Jul 5, 2012 10:00 GMT  ·  By

A little sentence has snuck its way into an IT market report, one that was supposed to sound encouraging, but which actually confirms long-held fears regarding the availability of GPUs.

It is just the luck of the IT industry that the 28nm manufacturing process has been overworked ever since it first went into use.

Sure, Intel and AMD may have their own processors, none of which is built on the 28nm node. The companies also have their own suppliers (Intel makes its own chips and AMD has Globalfoundries).
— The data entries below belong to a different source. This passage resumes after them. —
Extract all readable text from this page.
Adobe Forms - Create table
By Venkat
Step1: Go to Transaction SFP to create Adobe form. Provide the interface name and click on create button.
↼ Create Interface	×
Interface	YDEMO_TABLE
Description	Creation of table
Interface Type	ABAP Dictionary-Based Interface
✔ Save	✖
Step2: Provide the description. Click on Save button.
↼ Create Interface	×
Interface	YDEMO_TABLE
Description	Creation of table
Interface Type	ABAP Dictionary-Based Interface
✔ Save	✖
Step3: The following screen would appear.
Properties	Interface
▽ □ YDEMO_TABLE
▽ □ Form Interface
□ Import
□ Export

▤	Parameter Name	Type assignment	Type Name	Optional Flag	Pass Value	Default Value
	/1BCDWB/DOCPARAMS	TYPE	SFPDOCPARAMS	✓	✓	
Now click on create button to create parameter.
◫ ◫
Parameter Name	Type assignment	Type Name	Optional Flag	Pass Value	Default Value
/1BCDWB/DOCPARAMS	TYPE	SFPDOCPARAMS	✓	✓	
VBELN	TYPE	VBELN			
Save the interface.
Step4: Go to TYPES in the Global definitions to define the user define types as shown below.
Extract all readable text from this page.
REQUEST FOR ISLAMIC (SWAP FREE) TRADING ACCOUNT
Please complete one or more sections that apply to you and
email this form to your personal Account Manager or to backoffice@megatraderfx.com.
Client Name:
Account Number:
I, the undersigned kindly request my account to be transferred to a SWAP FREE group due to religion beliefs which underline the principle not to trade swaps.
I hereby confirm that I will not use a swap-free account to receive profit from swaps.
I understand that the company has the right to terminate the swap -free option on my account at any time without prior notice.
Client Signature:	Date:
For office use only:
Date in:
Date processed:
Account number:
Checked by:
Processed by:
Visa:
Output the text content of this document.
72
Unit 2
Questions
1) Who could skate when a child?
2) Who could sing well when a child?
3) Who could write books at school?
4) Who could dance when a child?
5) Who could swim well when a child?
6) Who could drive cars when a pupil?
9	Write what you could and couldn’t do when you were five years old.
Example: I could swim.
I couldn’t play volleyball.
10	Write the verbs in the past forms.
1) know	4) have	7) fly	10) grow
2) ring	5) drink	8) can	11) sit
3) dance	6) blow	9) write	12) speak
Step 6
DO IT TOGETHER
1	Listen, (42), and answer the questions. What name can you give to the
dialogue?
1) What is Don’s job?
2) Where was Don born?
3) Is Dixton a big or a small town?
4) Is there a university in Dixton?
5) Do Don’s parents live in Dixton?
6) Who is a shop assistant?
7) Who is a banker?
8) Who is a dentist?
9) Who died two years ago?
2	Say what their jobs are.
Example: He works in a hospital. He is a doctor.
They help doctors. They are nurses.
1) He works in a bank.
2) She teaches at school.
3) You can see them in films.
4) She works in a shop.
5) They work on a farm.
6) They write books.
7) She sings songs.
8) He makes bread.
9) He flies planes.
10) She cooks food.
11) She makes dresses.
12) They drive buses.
NVIDIA and Advanced Micro Devices, however, are both milking the 28nm node for all its worth. At least, that is what we would say if such a thing was, in fact, happening. The truth is that both companies have to settle for second spot when it comes to TSMC allocating production capacity.

Qualcomm, it seems, has been hogging most of the Taiwanese foundry's supply, along with the 28nm chips from Samsung and UMC.

This is why NVIDIA and AMD graphics cards are more expensive than they would otherwise be and in lower than ideal stock levels.

NVIDIA supposedly became a TSMC priority, back in May, but that privilege has either been taken away or never actually got acted upon in the first place.

Now, according to Digitimes, TSMC's 28nm process is expected to be “close to market demand” in the fourth quarter of 2012.

In other words, even after this year ends and another begins, TSMC still won't have enough chips to go around. At least everything is going much better than it did with the 40nm node.

We can't say for sure how visible the impact on the graphics market will be, to consumer eyes. Maybe it is already here, in the shape of canceled boards. ASUS Ares comes to mind, although, true enough, the alleged motives don't seem to have anything to do with all this (price, cooling headaches and other design difficulties were blamed).